Ces modifications radicales ont permis d’obtenir de bonnes performances mais elles ne doivent pas faire oublier qu’un micro-noyau doit être accompagné d’un grand nombre de services pour fournir des fonctionnalités équivalentes à celles des noyaux monolithiques. De plus, la grande liberté dont disposent les services au niveau de la sécurité et de la gestion de la mémoire accroît la difficulté et le temps de leur développement (ils doivent fournir leurs propres interfaces).
Micro-noyau | Micro-noyau enrichi | Systèmes d’exploitation associés |
---|---|---|
L4 | HURD | GNU/HURD |
Mach (GNU Mach) | HURD | GNU/HURD |
Mach | XNU | Darwin |
Mach | XNU | Mac OS X |
La dénomination de « noyaux hybrides » désigne principalement des noyaux qui reprennent des concepts à la fois des noyaux monolithiques et des micro-noyaux, pour combiner les avantages des deux.
Lorsqu’au début des années 1990 les développeurs et concepteurs se sont aperçus des faiblesses des premiers micro-noyaux, certains réintégrèrent diverses fonctionnalités non fondamentales dans le noyau, pour gagner en performance. Les micro-noyaux « purs » semblaient condamnés à l’échec.
Alors que la philosophie générale des systèmes à micro-noyaux est maintenue (seules les fonctions fondamentales sont dans l’espace noyau), certaines fonctions non critiques, mais très génératrices d’appels système, sont réintégrées dans l’espace noyau. Ce compromis permet d’améliorer considérablement les performances en conservant de nombreuses propriétés des systèmes à micro-noyaux. Un exemple de ce type de noyau hybride est le noyau XNU de Mac OS X. Il est basé sur le micro-noyau Mach 3.0 mais qui inclut du code du noyau monolithique BSD au sein de l’espace noyau.
Cette dénomination est également utilisée pour désigner d’autres types de noyaux, notamment les noyaux monolithiques sur micro-noyaux (temps réel ou non) tels que L4Linux (Linux sur L4), MkLinux (le noyau Linux sur Mach), Adeos, RTLinux et RTAI.
Plus rarement, on peut rencontrer le terme « noyau hybride » pour remplacer improprement « noyau monolithique modulaire » ou « micro-noyau enrichi ».
Étymologiquement, 'exo' signifie en grec 'hors de'. Un exo-noyau est donc un système d'exploitation fonctionnant en espace utilisateur (en 'user-space', au lieu du 'kernel-space' dans le cas des autres noyaux).
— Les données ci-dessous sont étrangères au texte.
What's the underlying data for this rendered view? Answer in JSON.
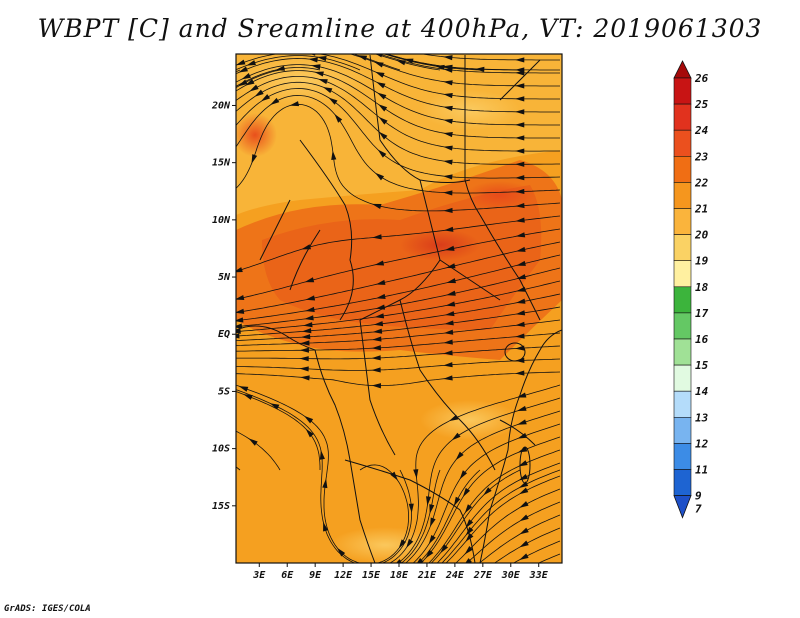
{
  "title": "WBPT [C] and Sreamline at 400hPa, VT: 2019061303",
  "credit": "GrADS: IGES/COLA",
  "map": {
    "lat_labels": [
      "20N",
      "15N",
      "10N",
      "5N",
      "EQ",
      "5S",
      "10S",
      "15S"
    ],
    "lat_values": [
      20,
      15,
      10,
      5,
      0,
      -5,
      -10,
      -15
    ],
    "lon_labels": [
      "3E",
      "6E",
      "9E",
      "12E",
      "15E",
      "18E",
      "21E",
      "24E",
      "27E",
      "30E",
      "33E"
    ],
    "lon_values": [
      3,
      6,
      9,
      12,
      15,
      18,
      21,
      24,
      27,
      30,
      33
    ],
    "lat_range": [
      -20,
      24.5
    ],
    "lon_range": [
      0.5,
      35.5
    ]
  },
  "colorbar": {
    "labels": [
      "26",
      "25",
      "24",
      "23",
      "22",
      "21",
      "20",
      "19",
      "18",
      "17",
      "16",
      "15",
      "14",
      "13",
      "12",
      "11",
      "9",
      "7"
    ],
    "colors": [
      "#a50a0a",
      "#c81414",
      "#e1321e",
      "#eb501e",
      "#f06e14",
      "#f5961e",
      "#fab43c",
      "#fad264",
      "#fff0a0",
      "#3cb43c",
      "#64c864",
      "#a0e196",
      "#e1fae1",
      "#b4dcfa",
      "#78b4f0",
      "#3c8ce6",
      "#1e64d2",
      "#1e50c8"
    ]
  }
}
Les fonctions et services du système d'exploitation sont assurés par de petits modules qui, selon les approches techniques, sont des librairies dynamiques (MIT, LibOSes) ou des démons (IntraServices).
Un « méta-noyau » est un ensemble de logiciels qui vise à appliquer la notion de noyau informatique au niveau d’un réseau informatique, en créant une unique couche de gestion des périphériques au niveau d’un réseau.
De cette manière, les logiciels peuvent être déployés et utilisés sur le réseau informatique comme s’il s’agissait d’une machine unique, et l’ensemble des logiciels fonctionnant sur cette plate-forme peuvent se partager les ressources de manière intégrée, comme elle le ferait sur un noyau simple.
Un méta système doit également permettre la personnalisation, la gestion des permissions ainsi que l’utilisation d’informations dépendant de la localisation.
Cette notion rejoint les notions de grappe de calcul, de machine virtuelle, de serveur d’application et de CORBA.